Mais d’où sortent donc ces T34/85 et SU100 ???

En cette période de commémoration du 70ème anniversaire de la fin de la seconde guerre mondiale, vous n’avez pas pu échapper à cette information… essentielle pour tout passionné d’histoire militaire : presque tous les défilés militaires russes du 9 mai 2015 ont permis aux spectateurs de voir des combattants en costumes d’époque.

Le sujet n’est surtout pas de rentrer dans moindre polémique concernant les cérémonies en question – la presse s’en est largement chargée – mais de répondre à deux simples questions : d’où sortent donc les sept T34/85 qui inaugurent le défilé des véhicules motorisés sur la place rouge, et d’où viennent les sept SU100 qui les suivent ?

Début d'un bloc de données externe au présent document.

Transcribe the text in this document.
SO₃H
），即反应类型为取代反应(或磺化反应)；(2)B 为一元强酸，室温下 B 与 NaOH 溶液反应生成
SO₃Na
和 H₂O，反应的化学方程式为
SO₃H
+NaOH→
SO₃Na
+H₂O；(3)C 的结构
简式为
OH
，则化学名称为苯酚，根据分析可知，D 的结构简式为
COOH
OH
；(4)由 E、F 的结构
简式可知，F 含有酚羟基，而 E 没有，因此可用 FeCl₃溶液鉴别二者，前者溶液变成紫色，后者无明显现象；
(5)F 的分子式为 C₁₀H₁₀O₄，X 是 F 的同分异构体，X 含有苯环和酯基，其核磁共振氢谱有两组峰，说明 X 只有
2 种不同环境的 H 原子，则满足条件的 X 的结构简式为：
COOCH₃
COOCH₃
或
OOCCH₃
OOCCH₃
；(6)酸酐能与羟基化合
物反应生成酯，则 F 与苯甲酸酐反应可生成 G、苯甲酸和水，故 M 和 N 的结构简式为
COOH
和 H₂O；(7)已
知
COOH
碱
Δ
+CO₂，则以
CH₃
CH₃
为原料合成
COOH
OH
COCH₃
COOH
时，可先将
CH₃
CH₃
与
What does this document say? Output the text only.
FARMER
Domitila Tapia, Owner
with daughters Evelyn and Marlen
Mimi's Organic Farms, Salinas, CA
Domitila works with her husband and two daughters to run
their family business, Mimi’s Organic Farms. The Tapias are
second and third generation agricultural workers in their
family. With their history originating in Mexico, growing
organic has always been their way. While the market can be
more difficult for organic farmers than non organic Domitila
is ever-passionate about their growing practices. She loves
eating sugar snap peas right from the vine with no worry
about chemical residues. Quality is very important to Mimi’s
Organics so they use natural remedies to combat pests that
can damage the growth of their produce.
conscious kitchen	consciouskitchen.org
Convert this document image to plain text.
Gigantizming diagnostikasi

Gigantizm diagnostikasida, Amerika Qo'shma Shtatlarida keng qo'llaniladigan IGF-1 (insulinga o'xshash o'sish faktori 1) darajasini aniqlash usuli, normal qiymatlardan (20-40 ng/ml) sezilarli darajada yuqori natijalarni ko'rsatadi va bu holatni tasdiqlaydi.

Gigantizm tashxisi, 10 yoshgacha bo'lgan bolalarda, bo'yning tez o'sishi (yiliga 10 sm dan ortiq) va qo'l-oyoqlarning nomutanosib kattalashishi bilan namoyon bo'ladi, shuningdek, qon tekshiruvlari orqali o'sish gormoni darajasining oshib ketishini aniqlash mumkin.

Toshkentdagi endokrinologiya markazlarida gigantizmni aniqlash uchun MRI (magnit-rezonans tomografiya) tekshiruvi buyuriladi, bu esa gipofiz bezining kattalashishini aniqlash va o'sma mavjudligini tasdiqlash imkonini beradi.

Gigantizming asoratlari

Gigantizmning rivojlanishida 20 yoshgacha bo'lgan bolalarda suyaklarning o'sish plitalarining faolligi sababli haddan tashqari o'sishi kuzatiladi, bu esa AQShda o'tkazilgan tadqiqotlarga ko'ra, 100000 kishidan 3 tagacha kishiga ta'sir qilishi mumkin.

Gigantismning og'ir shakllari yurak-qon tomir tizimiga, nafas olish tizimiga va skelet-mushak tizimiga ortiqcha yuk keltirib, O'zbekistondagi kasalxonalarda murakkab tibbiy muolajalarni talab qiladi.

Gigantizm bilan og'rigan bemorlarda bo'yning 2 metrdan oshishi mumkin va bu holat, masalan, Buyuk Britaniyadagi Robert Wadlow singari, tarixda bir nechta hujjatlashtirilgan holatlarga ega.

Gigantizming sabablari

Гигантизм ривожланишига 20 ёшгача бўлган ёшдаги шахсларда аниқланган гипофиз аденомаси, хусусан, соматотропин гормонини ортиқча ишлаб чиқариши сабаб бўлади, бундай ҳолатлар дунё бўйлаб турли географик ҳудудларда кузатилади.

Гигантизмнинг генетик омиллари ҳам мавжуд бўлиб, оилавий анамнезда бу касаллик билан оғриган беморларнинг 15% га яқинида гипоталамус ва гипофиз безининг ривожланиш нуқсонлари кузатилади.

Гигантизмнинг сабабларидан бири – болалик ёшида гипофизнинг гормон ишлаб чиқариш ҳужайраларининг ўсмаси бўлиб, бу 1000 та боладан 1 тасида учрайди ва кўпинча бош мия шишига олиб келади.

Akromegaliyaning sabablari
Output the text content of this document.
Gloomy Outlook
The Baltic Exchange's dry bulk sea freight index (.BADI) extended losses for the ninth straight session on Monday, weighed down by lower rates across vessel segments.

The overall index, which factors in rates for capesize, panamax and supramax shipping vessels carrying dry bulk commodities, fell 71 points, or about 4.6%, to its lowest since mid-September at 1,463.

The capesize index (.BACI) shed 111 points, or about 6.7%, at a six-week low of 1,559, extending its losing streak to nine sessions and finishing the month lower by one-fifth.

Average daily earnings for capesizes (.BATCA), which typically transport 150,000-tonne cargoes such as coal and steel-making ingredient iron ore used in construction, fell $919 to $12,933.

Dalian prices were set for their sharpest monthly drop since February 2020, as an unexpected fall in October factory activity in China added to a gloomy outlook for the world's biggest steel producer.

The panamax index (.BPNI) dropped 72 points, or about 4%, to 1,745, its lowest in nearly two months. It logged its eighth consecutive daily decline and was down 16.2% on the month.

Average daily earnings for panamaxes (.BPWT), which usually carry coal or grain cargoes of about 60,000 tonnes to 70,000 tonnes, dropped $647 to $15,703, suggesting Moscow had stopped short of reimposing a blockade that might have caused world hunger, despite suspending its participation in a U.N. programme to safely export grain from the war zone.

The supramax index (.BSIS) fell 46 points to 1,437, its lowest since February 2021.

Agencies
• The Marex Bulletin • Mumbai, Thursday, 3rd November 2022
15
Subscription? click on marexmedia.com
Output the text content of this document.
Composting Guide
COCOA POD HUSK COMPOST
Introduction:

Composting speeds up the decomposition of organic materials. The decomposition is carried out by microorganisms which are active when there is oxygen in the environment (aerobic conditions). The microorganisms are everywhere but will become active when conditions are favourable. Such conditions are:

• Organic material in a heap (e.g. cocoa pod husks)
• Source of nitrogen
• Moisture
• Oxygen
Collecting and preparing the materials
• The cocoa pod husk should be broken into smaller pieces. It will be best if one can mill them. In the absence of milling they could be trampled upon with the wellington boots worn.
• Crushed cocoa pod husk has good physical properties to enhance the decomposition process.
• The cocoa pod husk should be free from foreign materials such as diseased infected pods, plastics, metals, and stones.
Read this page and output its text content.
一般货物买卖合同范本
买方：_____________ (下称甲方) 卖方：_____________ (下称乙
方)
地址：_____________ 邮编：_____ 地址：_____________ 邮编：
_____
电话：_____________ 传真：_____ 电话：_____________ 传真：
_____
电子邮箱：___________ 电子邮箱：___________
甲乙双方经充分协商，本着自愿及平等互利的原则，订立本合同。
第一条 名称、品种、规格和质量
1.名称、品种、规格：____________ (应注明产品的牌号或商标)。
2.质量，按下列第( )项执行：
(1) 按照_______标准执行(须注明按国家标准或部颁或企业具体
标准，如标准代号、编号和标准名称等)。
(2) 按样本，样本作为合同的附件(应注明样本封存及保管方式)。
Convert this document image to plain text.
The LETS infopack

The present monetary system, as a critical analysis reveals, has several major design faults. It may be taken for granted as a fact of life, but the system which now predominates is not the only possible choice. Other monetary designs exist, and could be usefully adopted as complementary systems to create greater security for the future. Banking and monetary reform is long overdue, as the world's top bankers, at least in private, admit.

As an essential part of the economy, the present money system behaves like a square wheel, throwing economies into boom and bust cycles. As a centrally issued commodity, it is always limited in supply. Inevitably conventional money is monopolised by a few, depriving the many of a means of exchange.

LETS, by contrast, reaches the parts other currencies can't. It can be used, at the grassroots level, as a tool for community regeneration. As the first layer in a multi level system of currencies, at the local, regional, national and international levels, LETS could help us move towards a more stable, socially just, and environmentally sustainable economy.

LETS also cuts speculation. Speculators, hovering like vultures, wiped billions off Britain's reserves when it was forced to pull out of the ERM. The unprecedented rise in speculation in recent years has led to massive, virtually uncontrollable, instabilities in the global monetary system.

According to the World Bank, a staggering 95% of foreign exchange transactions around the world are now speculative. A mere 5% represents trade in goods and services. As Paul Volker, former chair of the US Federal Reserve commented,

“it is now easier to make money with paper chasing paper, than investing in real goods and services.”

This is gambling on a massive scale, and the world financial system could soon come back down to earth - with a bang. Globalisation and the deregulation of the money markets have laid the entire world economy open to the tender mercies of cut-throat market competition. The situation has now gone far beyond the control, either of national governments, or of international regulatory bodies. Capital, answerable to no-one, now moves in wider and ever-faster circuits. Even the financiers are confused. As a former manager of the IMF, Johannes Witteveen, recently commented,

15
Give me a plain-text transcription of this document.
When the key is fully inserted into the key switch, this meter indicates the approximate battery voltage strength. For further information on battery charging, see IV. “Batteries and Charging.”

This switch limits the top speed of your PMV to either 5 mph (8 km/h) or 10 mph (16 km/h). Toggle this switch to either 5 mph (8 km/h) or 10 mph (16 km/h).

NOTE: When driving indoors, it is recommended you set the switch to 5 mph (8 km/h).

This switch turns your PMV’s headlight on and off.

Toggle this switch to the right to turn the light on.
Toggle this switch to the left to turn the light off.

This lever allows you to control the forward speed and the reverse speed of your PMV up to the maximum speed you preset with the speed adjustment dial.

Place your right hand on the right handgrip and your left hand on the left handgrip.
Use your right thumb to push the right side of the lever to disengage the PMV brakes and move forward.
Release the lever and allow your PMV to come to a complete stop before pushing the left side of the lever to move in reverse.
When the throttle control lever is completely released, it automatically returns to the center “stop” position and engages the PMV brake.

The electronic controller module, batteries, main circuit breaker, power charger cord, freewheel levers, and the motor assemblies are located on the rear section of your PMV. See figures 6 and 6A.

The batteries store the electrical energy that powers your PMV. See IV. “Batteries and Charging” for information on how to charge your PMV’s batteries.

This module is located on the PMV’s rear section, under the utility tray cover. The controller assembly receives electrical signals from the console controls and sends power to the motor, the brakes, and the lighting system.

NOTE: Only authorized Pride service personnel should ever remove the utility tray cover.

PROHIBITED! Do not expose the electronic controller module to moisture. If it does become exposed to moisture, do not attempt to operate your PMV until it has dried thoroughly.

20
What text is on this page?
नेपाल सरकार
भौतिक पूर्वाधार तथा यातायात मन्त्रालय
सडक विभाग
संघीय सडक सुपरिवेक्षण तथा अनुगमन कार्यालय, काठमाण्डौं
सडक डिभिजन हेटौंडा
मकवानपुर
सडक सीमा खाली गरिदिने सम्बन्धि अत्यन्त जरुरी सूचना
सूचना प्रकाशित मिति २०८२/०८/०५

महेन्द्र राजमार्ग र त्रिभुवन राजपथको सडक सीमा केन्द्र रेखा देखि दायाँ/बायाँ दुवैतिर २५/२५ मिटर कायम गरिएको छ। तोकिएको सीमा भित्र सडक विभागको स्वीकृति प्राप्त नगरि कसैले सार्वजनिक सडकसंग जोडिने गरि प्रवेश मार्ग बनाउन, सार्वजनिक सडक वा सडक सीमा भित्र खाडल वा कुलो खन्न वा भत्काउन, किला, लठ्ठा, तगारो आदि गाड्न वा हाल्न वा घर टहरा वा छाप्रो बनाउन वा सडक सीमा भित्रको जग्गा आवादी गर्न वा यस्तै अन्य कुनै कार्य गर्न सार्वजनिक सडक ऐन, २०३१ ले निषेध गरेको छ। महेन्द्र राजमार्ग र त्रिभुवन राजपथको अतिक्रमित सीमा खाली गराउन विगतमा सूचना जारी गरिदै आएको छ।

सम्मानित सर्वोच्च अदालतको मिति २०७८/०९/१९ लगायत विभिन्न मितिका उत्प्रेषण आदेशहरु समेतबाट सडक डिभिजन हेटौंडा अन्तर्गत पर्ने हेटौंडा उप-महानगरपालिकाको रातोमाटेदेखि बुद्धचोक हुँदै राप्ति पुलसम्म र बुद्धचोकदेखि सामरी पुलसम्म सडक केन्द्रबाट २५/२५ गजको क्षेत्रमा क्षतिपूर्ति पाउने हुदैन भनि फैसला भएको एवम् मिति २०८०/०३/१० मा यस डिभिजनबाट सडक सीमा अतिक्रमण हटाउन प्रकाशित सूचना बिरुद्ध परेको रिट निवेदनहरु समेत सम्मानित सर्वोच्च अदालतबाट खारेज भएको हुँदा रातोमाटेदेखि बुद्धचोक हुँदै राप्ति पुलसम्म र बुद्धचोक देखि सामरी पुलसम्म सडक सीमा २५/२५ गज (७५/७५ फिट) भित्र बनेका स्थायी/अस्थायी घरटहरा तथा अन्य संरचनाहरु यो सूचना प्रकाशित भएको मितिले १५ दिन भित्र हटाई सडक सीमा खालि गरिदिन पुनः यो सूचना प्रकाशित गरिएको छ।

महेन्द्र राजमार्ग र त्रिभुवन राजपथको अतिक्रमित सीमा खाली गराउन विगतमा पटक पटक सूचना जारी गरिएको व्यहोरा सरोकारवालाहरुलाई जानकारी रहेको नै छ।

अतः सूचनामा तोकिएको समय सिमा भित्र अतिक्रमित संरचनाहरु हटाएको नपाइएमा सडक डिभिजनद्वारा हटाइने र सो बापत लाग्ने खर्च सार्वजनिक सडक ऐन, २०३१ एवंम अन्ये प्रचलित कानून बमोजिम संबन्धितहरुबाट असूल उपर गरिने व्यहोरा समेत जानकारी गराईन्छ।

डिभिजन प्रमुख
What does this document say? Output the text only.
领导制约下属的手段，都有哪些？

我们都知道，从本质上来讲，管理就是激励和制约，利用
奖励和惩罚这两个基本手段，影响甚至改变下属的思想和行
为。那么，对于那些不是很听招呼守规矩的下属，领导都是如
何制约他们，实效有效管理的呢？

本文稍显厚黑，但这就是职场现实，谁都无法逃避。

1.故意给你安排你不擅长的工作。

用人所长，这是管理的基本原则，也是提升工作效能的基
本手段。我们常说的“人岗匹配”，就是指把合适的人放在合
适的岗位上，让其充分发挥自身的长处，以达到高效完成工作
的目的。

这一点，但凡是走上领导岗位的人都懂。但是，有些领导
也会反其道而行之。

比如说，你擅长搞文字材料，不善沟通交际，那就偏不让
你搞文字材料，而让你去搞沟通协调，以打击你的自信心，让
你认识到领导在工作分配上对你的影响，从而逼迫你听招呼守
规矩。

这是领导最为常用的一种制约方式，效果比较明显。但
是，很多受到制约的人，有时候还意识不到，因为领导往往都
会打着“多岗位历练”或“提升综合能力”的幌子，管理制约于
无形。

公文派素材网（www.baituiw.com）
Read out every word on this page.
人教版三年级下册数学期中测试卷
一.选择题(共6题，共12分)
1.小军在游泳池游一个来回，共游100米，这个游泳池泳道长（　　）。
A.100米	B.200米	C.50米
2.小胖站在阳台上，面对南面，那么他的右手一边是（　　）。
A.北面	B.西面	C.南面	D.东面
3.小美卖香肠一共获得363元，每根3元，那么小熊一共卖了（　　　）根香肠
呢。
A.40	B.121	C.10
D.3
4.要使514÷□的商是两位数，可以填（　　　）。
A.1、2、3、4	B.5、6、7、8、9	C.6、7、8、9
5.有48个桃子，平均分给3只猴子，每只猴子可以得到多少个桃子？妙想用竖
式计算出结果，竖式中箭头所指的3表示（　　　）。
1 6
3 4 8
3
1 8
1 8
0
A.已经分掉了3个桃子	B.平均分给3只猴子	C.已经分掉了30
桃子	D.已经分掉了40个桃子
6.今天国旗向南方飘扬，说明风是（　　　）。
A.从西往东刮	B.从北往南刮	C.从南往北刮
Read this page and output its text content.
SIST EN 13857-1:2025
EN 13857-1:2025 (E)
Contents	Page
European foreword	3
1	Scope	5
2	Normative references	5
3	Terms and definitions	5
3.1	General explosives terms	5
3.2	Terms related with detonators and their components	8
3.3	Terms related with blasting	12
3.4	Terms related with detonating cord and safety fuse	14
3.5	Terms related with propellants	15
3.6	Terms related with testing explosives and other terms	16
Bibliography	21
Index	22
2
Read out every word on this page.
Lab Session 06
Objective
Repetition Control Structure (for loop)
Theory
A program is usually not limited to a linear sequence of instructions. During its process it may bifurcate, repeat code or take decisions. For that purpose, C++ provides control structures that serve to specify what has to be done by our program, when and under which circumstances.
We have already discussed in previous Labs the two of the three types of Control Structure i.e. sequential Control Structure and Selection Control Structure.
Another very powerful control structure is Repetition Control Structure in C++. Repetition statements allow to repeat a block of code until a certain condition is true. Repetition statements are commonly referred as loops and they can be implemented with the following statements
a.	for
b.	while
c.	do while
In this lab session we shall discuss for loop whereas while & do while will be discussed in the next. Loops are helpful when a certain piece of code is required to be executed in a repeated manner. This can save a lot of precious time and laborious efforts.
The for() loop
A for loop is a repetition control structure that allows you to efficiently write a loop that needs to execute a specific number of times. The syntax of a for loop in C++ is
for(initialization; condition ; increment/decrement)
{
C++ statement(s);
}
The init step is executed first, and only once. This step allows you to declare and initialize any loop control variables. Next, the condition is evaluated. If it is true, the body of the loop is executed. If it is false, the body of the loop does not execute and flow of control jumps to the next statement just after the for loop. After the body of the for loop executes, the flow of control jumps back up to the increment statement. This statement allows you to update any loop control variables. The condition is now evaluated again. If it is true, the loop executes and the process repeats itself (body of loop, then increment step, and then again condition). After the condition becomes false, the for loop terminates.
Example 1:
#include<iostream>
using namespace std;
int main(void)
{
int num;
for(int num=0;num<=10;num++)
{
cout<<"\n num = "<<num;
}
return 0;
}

Certes le T34 est un des chars emblématiques de la seconde guerre mondiale, et a été produit à plus de 80.000 exemplaires, mais tout de même… Mis en service en 1940, il surclasse lors du début de l’opération Barbarossa tout ce que les allemands peuvent lui opposer. En nombre insuffisant, et souffrant de l’inexpérience de ses équipages, il ne fera pas la différence… au début. C’est à cause de lui que l’Allemagne va ensuite développer en urgence ses chars lourds, Panther et Tigre. Il sera fabriqué jusque dans les années 50, et est encore en service dans quelques pays à la fin des années 90. Le SU100 est quant à lui un chasseur de chars construit sur un chassis de T34, qui apparaitra à la fin du conflit. Surnommé le « nique-tout », il est capable de perforer le blindage frontal d’un Panther à 1500m. Il serait toujours utilisé aujourd’hui en Corée du Nord.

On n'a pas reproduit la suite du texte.